Câmara adia projeto e propõe discussão pública sobre armamento da Guarda



485


Criada há 14 anos com o propósito de proteger os próprios públicos, a Guarda Civil Municipal foi aos poucos ganhando espaço no limitado campo da segurança pública. O gás de pimenta e a tonfa, popularmente chamada de cassetete, receberam em 2013 um importante aliado: a arma de choque. Agora, a discussão é sobre o uso da arma letal por parte dos agentes de Araraquara.
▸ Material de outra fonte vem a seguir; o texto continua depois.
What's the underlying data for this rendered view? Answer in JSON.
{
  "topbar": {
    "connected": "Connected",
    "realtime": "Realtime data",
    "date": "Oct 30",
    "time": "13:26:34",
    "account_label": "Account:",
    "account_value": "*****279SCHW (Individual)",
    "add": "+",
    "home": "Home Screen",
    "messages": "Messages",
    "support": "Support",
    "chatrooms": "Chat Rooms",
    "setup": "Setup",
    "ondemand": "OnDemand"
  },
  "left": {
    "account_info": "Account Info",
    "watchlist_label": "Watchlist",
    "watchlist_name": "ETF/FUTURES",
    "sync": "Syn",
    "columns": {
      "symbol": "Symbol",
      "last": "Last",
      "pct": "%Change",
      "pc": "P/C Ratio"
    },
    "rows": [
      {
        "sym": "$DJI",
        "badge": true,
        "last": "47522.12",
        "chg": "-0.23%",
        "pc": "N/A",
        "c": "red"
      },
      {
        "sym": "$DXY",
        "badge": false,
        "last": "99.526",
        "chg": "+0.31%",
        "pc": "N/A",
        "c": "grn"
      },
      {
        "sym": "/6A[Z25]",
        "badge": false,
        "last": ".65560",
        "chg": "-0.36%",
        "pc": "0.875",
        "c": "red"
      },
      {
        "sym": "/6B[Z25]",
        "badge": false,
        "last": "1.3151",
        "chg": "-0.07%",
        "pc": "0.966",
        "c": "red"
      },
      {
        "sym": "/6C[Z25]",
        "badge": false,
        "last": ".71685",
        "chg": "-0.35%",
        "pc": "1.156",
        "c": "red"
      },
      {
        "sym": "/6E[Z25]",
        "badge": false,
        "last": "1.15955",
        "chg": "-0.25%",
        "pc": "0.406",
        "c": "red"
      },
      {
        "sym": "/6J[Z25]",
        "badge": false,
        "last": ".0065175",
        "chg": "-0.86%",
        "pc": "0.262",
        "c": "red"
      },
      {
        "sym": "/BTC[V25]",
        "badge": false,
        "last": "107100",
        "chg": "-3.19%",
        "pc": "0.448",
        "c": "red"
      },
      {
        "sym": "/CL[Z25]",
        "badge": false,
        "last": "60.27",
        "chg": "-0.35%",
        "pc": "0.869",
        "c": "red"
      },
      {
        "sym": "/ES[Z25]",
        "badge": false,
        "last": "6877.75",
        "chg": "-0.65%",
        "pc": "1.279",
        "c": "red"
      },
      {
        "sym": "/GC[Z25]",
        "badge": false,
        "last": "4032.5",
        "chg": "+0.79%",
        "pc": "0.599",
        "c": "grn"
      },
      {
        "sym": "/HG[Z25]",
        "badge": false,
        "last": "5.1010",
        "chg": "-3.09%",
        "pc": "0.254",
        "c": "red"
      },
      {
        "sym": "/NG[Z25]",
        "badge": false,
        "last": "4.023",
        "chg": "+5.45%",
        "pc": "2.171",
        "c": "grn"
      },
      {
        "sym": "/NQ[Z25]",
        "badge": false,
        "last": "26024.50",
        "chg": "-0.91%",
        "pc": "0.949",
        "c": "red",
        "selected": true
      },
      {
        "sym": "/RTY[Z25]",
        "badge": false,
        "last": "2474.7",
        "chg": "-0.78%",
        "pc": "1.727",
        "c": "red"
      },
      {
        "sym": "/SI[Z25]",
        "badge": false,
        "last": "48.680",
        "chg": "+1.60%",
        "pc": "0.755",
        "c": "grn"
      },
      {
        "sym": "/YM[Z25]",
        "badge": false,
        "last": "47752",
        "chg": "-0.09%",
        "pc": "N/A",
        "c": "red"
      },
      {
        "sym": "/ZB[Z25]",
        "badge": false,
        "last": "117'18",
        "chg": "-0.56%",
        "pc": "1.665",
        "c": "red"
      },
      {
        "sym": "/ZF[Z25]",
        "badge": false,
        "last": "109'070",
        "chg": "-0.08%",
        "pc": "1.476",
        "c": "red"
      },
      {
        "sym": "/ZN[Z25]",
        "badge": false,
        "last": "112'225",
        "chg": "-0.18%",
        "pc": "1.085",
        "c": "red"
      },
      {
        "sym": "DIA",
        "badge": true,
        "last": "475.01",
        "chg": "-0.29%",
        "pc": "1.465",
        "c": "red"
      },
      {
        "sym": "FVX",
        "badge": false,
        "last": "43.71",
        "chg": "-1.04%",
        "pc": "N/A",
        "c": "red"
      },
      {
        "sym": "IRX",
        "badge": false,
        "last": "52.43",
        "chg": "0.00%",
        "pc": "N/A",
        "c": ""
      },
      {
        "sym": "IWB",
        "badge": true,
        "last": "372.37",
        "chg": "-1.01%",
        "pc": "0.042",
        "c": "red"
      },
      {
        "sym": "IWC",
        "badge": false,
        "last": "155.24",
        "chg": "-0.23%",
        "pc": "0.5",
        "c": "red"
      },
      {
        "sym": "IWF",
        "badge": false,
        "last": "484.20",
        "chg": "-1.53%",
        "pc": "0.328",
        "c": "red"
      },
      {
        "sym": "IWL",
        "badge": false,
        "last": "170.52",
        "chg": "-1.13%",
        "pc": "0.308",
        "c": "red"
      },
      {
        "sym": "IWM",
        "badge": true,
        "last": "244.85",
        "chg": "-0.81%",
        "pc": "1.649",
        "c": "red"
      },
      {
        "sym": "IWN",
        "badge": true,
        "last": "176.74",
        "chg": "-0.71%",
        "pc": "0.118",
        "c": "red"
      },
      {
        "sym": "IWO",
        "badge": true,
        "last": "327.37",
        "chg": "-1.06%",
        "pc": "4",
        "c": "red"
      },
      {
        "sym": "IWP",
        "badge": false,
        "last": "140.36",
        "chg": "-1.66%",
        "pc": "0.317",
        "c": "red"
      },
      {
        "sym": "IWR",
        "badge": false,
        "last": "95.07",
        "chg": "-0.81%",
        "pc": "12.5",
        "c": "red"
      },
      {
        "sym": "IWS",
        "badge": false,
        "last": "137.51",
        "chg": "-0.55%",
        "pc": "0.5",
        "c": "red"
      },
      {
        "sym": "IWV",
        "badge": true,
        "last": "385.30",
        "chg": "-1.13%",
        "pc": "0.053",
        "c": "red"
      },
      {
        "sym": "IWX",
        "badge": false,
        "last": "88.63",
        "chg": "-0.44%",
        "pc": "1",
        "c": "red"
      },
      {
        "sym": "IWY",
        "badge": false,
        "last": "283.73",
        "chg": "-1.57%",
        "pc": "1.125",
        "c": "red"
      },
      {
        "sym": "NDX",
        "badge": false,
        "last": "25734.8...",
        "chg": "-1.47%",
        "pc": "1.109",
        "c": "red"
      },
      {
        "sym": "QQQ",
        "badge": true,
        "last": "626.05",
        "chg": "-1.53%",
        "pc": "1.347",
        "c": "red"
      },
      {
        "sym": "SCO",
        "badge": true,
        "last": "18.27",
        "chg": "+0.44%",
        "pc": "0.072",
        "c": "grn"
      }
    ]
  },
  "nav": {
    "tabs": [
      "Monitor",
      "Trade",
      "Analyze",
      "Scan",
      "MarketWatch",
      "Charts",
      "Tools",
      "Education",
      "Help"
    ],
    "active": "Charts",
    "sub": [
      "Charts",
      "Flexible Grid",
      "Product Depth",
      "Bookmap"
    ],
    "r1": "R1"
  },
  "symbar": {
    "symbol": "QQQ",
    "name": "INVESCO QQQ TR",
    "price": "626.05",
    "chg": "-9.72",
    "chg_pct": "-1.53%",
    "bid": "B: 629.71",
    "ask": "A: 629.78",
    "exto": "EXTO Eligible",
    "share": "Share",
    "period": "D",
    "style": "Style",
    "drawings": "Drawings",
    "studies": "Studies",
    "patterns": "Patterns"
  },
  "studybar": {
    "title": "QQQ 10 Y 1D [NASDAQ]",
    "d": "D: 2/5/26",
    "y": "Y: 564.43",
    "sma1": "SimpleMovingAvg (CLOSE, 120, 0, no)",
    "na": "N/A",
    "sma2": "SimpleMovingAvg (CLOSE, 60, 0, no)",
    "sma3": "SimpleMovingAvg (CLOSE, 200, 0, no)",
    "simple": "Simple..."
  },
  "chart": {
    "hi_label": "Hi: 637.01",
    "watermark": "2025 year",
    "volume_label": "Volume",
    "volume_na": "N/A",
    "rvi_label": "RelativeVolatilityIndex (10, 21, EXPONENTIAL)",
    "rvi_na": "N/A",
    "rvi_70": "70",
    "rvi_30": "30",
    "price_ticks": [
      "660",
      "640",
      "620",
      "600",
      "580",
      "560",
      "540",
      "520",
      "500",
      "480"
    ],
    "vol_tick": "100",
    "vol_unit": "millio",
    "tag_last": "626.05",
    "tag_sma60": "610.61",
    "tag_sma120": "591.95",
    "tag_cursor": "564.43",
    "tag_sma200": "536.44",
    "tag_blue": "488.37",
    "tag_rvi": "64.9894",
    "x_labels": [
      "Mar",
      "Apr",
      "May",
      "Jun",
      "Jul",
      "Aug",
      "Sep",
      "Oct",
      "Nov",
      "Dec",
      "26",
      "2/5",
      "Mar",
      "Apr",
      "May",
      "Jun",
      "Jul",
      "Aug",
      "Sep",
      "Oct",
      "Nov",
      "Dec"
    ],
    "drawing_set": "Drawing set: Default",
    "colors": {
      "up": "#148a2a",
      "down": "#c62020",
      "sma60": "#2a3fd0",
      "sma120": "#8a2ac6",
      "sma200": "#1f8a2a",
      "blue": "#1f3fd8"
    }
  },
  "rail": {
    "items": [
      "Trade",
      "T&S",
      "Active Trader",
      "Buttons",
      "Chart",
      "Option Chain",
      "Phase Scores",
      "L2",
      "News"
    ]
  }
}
Com a pauta justamente propondo a alteração da lei, a Câmara Municipal realizou nesta terça-feira uma reunião aberta sobre o armamento da Guarda e adiou temporariamente a votação.

 

Aprovada no ano passado, a Lei Federal nº 13.022 deu mais poderes para a Guarda Municipal, não se restringindo apenas aos prédios públicos, mas também à fiscalização do Código de Posturas, fiscalização do trânsito e de ambulantes. Embasados por essa medida, 28 guardas de Araraquara conseguiram na Justiça a autorização de portar arma pessoal e não corporativa. A situação levantou a discussão e os riscos, por isso a Prefeitura, por meio da Coordenação da Guarda, encaminhou a proposta à Câmara.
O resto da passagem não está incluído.